In 1999, Hughes attempted to take the company private after asserting that Wall Street was undervaluing the company. While the board approved the buyout offer, shareholders of the company filed a suit against the firm because they believed the share price they were offered was unfair. Hughes eventually abandoned his attempt to buy the company and settled the suit with shareholders. On May 20, 2000, Mark Hughes died at age 44. The Los Angeles County Coroner autopsy results ruled that the entrepreneur had died of an accidental overdose of alcohol and doxepin, an anti-depressant. Following his death, the company was led by Christopher Pair until October 2001.
In 2002, the company was acquired for US$685 million by J.H. Whitney & Company and Golden Gate Capital, which took the company private again. Concurrently, plant sources of ephedrine were removed from Herbalife products in 2002 after several U.S. states banned supplements containing such herbs. In April 2003, Michael O. Johnson joined Herbalife as CEO following a 17-year career with The Walt Disney Company. On December 16, 2004, the company had an initial public offering on the NYSE of 14.5 million common shares at $14 per share, netting the owners $1.3 billion. In the mid 2000s, Herbalife upgraded its manufacturing facilities, moving manufacturing to around 60% in-house, and changed how the company sold its products to distributors.
In March 2014, Herbalife came under investigation by the U.S. Federal Trade Commission and the state of Illinois.
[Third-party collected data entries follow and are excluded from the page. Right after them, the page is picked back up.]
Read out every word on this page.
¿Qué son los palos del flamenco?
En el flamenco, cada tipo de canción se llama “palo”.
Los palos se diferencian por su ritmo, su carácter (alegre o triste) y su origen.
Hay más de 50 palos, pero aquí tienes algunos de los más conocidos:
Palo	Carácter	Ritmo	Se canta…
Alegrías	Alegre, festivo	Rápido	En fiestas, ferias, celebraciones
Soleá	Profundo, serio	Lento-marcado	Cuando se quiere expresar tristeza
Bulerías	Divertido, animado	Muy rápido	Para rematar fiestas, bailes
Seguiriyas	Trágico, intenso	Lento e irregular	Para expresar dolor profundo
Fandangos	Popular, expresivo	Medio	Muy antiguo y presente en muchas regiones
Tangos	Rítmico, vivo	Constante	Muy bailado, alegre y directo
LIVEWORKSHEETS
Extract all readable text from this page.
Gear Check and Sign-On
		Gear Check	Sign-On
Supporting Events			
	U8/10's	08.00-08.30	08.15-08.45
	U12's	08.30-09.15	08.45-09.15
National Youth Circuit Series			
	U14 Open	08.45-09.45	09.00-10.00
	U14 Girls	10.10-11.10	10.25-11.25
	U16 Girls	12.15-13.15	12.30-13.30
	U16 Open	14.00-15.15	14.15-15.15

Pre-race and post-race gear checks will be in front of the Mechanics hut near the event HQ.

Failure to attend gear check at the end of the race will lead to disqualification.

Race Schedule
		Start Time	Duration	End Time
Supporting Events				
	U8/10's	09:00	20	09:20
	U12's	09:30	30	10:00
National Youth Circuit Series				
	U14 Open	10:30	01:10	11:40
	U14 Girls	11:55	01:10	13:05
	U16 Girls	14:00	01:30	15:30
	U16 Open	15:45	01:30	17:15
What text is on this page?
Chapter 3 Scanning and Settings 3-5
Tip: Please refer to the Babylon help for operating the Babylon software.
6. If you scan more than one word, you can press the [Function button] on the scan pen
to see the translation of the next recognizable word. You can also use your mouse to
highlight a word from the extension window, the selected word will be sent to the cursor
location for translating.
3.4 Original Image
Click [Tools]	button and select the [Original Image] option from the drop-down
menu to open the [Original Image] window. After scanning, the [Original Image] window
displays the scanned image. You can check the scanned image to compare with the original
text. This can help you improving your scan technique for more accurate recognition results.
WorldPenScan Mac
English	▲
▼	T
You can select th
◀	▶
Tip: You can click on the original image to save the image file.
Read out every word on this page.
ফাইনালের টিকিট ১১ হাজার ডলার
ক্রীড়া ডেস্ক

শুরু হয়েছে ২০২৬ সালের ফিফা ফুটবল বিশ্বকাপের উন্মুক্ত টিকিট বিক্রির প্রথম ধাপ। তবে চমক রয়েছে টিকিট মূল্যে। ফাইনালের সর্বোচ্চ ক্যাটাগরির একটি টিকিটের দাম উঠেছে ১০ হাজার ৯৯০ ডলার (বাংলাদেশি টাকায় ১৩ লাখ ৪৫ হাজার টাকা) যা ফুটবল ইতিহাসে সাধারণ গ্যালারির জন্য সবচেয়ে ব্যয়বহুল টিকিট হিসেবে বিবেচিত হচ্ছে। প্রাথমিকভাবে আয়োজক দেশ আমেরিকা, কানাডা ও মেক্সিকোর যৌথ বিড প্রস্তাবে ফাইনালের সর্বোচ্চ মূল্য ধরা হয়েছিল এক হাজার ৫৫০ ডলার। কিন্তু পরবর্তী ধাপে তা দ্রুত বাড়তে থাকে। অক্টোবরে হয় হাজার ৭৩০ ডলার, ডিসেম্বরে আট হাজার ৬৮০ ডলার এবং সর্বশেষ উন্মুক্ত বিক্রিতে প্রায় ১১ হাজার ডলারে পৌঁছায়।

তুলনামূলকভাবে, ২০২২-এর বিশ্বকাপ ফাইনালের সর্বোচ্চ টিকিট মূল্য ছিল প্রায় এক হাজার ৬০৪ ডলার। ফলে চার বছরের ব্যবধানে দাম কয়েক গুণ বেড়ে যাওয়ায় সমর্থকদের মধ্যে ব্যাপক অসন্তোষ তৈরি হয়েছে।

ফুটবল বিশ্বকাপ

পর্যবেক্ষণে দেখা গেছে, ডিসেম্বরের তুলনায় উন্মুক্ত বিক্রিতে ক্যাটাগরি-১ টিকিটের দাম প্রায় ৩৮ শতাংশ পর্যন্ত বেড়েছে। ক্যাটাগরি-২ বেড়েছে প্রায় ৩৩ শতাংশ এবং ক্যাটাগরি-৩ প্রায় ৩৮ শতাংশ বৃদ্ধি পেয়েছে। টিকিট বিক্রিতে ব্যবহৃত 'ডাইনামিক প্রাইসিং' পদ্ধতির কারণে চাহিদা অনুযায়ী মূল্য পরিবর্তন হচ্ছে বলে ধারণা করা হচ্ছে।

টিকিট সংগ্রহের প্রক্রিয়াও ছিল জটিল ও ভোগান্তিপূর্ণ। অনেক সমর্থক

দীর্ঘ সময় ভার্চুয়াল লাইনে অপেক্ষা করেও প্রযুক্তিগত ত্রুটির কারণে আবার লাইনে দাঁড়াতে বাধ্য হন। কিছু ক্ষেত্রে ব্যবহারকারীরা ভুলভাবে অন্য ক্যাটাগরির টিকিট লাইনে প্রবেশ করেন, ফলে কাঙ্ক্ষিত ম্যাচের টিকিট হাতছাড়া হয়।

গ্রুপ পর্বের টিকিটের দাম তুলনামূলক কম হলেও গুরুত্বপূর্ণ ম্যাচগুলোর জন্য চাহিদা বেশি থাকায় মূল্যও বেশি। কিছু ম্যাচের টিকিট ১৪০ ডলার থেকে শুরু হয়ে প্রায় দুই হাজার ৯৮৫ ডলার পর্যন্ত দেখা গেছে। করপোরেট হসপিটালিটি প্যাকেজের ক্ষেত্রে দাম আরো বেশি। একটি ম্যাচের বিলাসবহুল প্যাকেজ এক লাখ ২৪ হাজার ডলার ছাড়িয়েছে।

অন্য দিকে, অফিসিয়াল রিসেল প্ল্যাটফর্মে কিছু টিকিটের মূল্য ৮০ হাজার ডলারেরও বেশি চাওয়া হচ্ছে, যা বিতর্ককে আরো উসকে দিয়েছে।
On May 7, 2014, the company announced that it entered into a deal with Bank of America Merrill Lynch to repurchase $266 million of its stock.
In July 2016, Herbalife agreed to change its business model and pay $200 million to its distributors in a settlement with the FTC. The company announced in November 2016 that Chief Operating Officer Richard Goudis would take over the position of CEO in June 2017 and Johnson would transition to executive chairman. In August 2017, the company announced that it would repurchase up to $600 million of its stock. On April 25, 2018, Herbalife announced that it had changed its name from Herbalife Ltd. to Herbalife Nutrition Ltd. The company also announced that its shareholders had approved a two-for-one stock split. In January 2019, Herbalife announced that it was replacing Goudis after learning of comments he had made before taking over as CEO that was “contrary to the company’s expense-related policies and business practices” and inconsistent with the company's standards and culture.” Former CEO Johnson subsequently took over the role on an interim basis.
In November 2019, the United States Department of Justice accused two former executive officers of the company for bribing Chinese officials, including government agencies. The firm made that move in order to get direct selling licenses, get involved into government investigations and try to pull out negative media reports about it. According to the investigation, the alleged bribery claims happened in the period between 2007 and 2016. In order to resolve those claims, in August 2020, Herbalife agreed to pay $123 million to the US Department of Justice and the U.S. Securities and Exchange Commission.